Electronic Thesis and Dissertation Repository

On Mothers and Measures: The (Re)Production of Mothering Ideologies in Psychological Measures of Motherhood

Ella R. Keogh, Western University

Abstract

Across disciplines, researchers look to motherhood as a site of theorization about the growth and wellbeing of the population because of their important role in biological and social reproduction. Psychologists frequently study motherhood and as such play an important role in producing an ideal maternal subject. Past research has shown that the measurement tools we use in psychology are laden with bias, stereotypes, and ideologies about the group being studied and as such are producing ideologically charged results that filter into the world under the semblance of scientific objectivity (McClelland et al., 2020).

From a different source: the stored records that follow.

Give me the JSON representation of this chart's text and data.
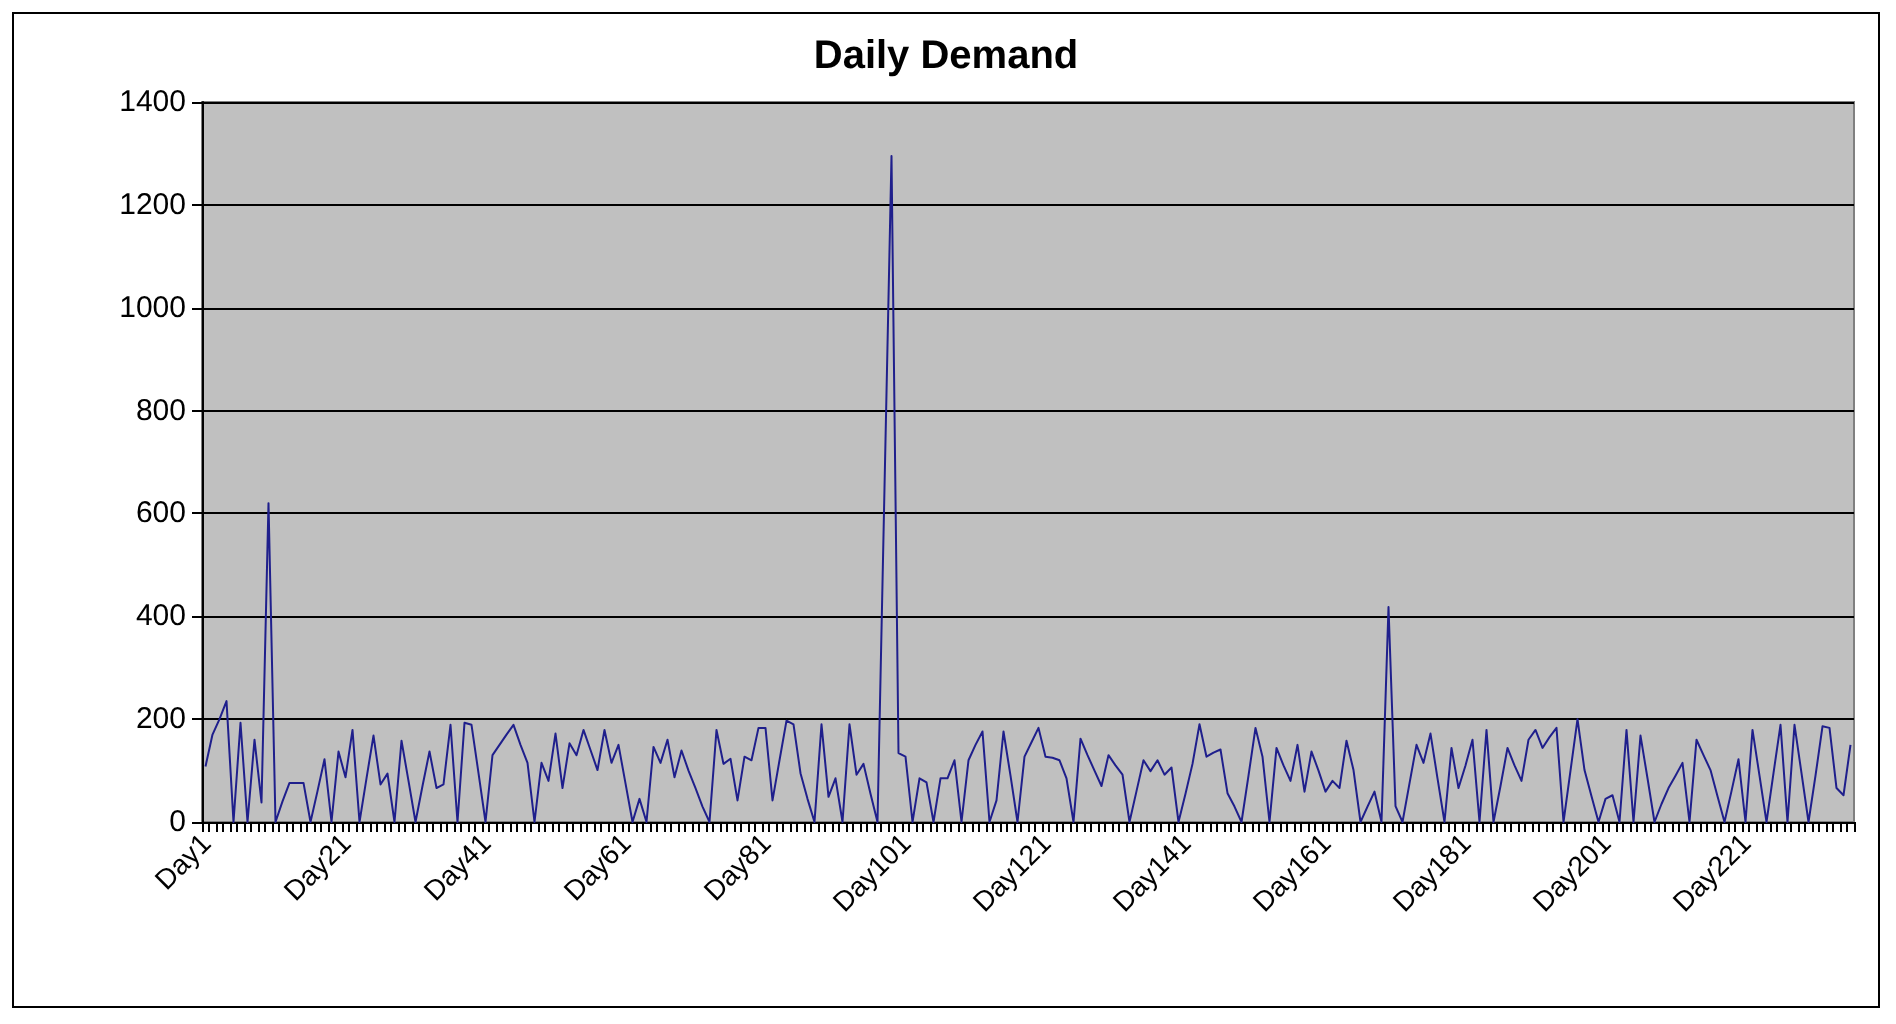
{
  "chart_data": {
    "type": "line",
    "title": "Daily Demand",
    "categories": [
      "Day1",
      null,
      null,
      null,
      null,
      null,
      null,
      null,
      null,
      null,
      null,
      null,
      null,
      null,
      null,
      null,
      null,
      null,
      null,
      null,
      "Day21",
      null,
      null,
      null,
      null,
      null,
      null,
      null,
      null,
      null,
      null,
      null,
      null,
      null,
      null,
      null,
      null,
      null,
      null,
      null,
      "Day41",
      null,
      null,
      null,
      null,
      null,
      null,
      null,
      null,
      null,
      null,
      null,
      null,
      null,
      null,
      null,
      null,
      null,
      null,
      null,
      "Day61",
      null,
      null,
      null,
      null,
      null,
      null,
      null,
      null,
      null,
      null,
      null,
      null,
      null,
      null,
      null,
      null,
      null,
      null,
      null,
      "Day81",
      null,
      null,
      null,
      null,
      null,
      null,
      null,
      null,
      null,
      null,
      null,
      null,
      null,
      null,
      null,
      null,
      null,
      null,
      null,
      "Day101",
      null,
      null,
      null,
      null,
      null,
      null,
      null,
      null,
      null,
      null,
      null,
      null,
      null,
      null,
      null,
      null,
      null,
      null,
      null,
      "Day121",
      null,
      null,
      null,
      null,
      null,
      null,
      null,
      null,
      null,
      null,
      null,
      null,
      null,
      null,
      null,
      null,
      null,
      null,
      null,
      "Day141",
      null,
      null,
      null,
      null,
      null,
      null,
      null,
      null,
      null,
      null,
      null,
      null,
      null,
      null,
      null,
      null,
      null,
      null,
      null,
      "Day161",
      null,
      null,
      null,
      null,
      null,
      null,
      null,
      null,
      null,
      null,
      null,
      null,
      null,
      null,
      null,
      null,
      null,
      null,
      null,
      "Day181",
      null,
      null,
      null,
      null,
      null,
      null,
      null,
      null,
      null,
      null,
      null,
      null,
      null,
      null,
      null,
      null,
      null,
      null,
      null,
      "Day201",
      null,
      null,
      null,
      null,
      null,
      null,
      null,
      null,
      null,
      null,
      null,
      null,
      null,
      null,
      null,
      null,
      null,
      null,
      null,
      "Day221",
      null,
      null,
      null,
      null,
      null,
      null,
      null,
      null,
      null,
      null,
      null,
      null,
      null,
      null,
      null
    ],
    "values": [
      108,
      170,
      200,
      235,
      0,
      193,
      0,
      160,
      38,
      620,
      0,
      40,
      76,
      76,
      76,
      0,
      60,
      122,
      0,
      137,
      87,
      179,
      0,
      85,
      168,
      73,
      94,
      0,
      158,
      80,
      0,
      70,
      137,
      66,
      73,
      189,
      0,
      193,
      189,
      95,
      0,
      130,
      150,
      170,
      189,
      150,
      115,
      0,
      115,
      80,
      172,
      66,
      153,
      130,
      179,
      140,
      101,
      179,
      115,
      150,
      75,
      0,
      45,
      0,
      146,
      115,
      160,
      87,
      139,
      100,
      66,
      30,
      0,
      179,
      113,
      123,
      42,
      127,
      120,
      183,
      183,
      42,
      120,
      197,
      190,
      95,
      45,
      0,
      190,
      49,
      85,
      0,
      190,
      92,
      113,
      55,
      0,
      650,
      1295,
      134,
      127,
      0,
      85,
      77,
      0,
      85,
      85,
      120,
      0,
      120,
      150,
      176,
      0,
      42,
      176,
      90,
      0,
      127,
      155,
      183,
      127,
      125,
      120,
      85,
      0,
      162,
      130,
      100,
      70,
      130,
      110,
      92,
      0,
      60,
      120,
      99,
      120,
      92,
      106,
      0,
      55,
      113,
      190,
      127,
      135,
      141,
      56,
      30,
      0,
      90,
      183,
      127,
      0,
      144,
      110,
      80,
      150,
      59,
      137,
      100,
      59,
      80,
      66,
      158,
      101,
      0,
      30,
      59,
      0,
      418,
      31,
      0,
      75,
      150,
      115,
      172,
      85,
      0,
      144,
      66,
      110,
      160,
      0,
      179,
      0,
      70,
      144,
      110,
      80,
      160,
      179,
      144,
      165,
      183,
      0,
      100,
      200,
      101,
      50,
      0,
      45,
      52,
      0,
      179,
      0,
      168,
      85,
      0,
      35,
      66,
      90,
      115,
      0,
      160,
      130,
      101,
      50,
      0,
      60,
      122,
      0,
      179,
      90,
      0,
      95,
      189,
      0,
      189,
      95,
      0,
      90,
      186,
      183,
      66,
      52,
      150
    ],
    "color": "#1f1f8c",
    "ylim": [
      0,
      1400
    ],
    "yticks": [
      0,
      200,
      400,
      600,
      800,
      1000,
      1200,
      1400
    ],
    "grid": "y"
  }
}
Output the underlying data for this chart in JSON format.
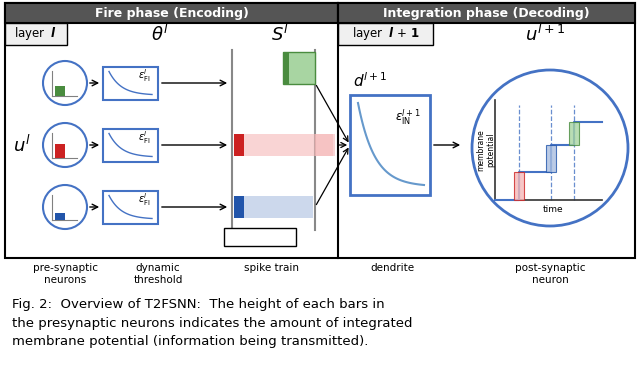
{
  "fig_width": 6.4,
  "fig_height": 3.65,
  "bg_color": "#ffffff",
  "header_bg": "#555555",
  "header_fg": "#ffffff",
  "subheader_bg": "#f0f0f0",
  "blue_color": "#4472C4",
  "green_bar": "#4a8c3f",
  "green_light": "#a8d5a2",
  "red_bar": "#cc2222",
  "red_light": "#f5b8b8",
  "blue_bar": "#2255aa",
  "blue_light": "#aabfe0",
  "caption": "Fig. 2:  Overview of T2FSNN:  The height of each bars in\nthe presynaptic neurons indicates the amount of integrated\nmembrane potential (information being transmitted).",
  "title_fire": "Fire phase (Encoding)",
  "title_integ": "Integration phase (Decoding)"
}
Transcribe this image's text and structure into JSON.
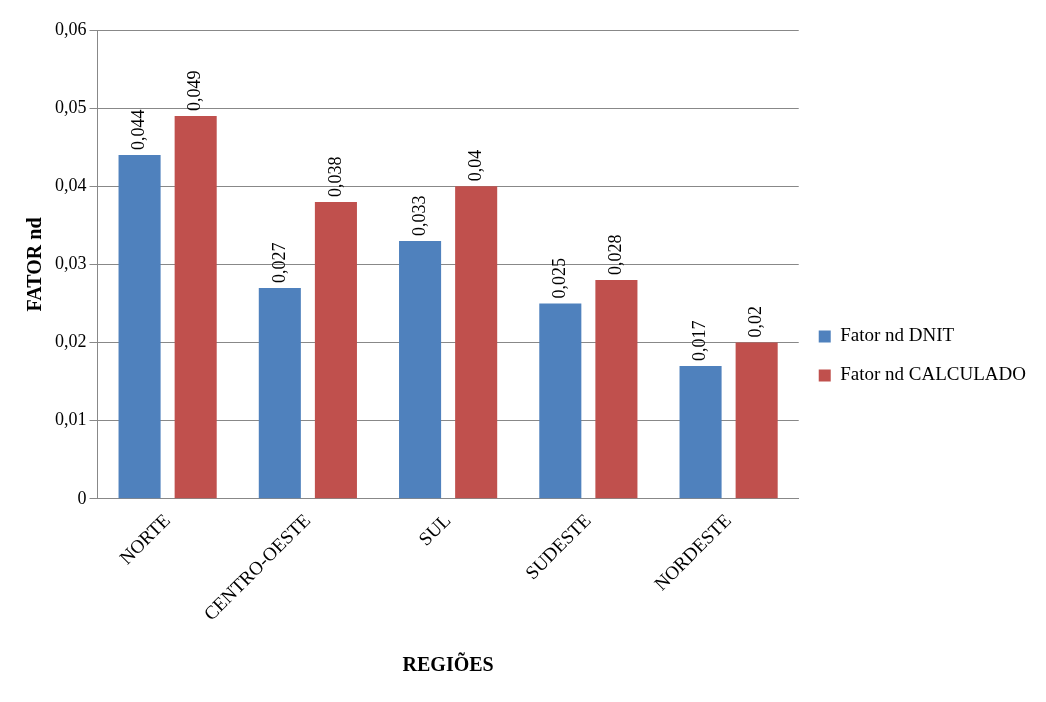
{
  "chart_data": {
    "type": "bar",
    "xlabel": "REGIÕES",
    "ylabel": "FATOR nd",
    "categories": [
      "NORTE",
      "CENTRO-OESTE",
      "SUL",
      "SUDESTE",
      "NORDESTE"
    ],
    "series": [
      {
        "name": "Fator nd DNIT",
        "color": "#4f81bd",
        "values": [
          0.044,
          0.027,
          0.033,
          0.025,
          0.017
        ],
        "value_labels": [
          "0,044",
          "0,027",
          "0,033",
          "0,025",
          "0,017"
        ]
      },
      {
        "name": "Fator nd CALCULADO",
        "color": "#c0504d",
        "values": [
          0.049,
          0.038,
          0.04,
          0.028,
          0.02
        ],
        "value_labels": [
          "0,049",
          "0,038",
          "0,04",
          "0,028",
          "0,02"
        ]
      }
    ],
    "ylim": [
      0,
      0.06
    ],
    "yticks": [
      {
        "value": 0,
        "label": "0"
      },
      {
        "value": 0.01,
        "label": "0,01"
      },
      {
        "value": 0.02,
        "label": "0,02"
      },
      {
        "value": 0.03,
        "label": "0,03"
      },
      {
        "value": 0.04,
        "label": "0,04"
      },
      {
        "value": 0.05,
        "label": "0,05"
      },
      {
        "value": 0.06,
        "label": "0,06"
      }
    ],
    "grid": "y",
    "legend": "right"
  }
}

Using critical measurement analysis, I found that an item bank of psychological survey items that measure attitudes towards motherhood rely on neoliberal and essentialist ideologies to construct the maternal subject. These ideologies were occasionally mirrored in the lived experiences of a small sample of North American mothers, but mothers also worked to resist these ideologies and construct alternative narratives. Quantitative measures of motherhood used in psychological research dichotomize motherhood and provide us with a framework for categorizing the ideal maternal subject. However, mothers are adept at resisting and rewriting narratives of good motherhood. Expansion of best practices in survey development is discussed to mitigate the presence of ideologies in our measurement tools.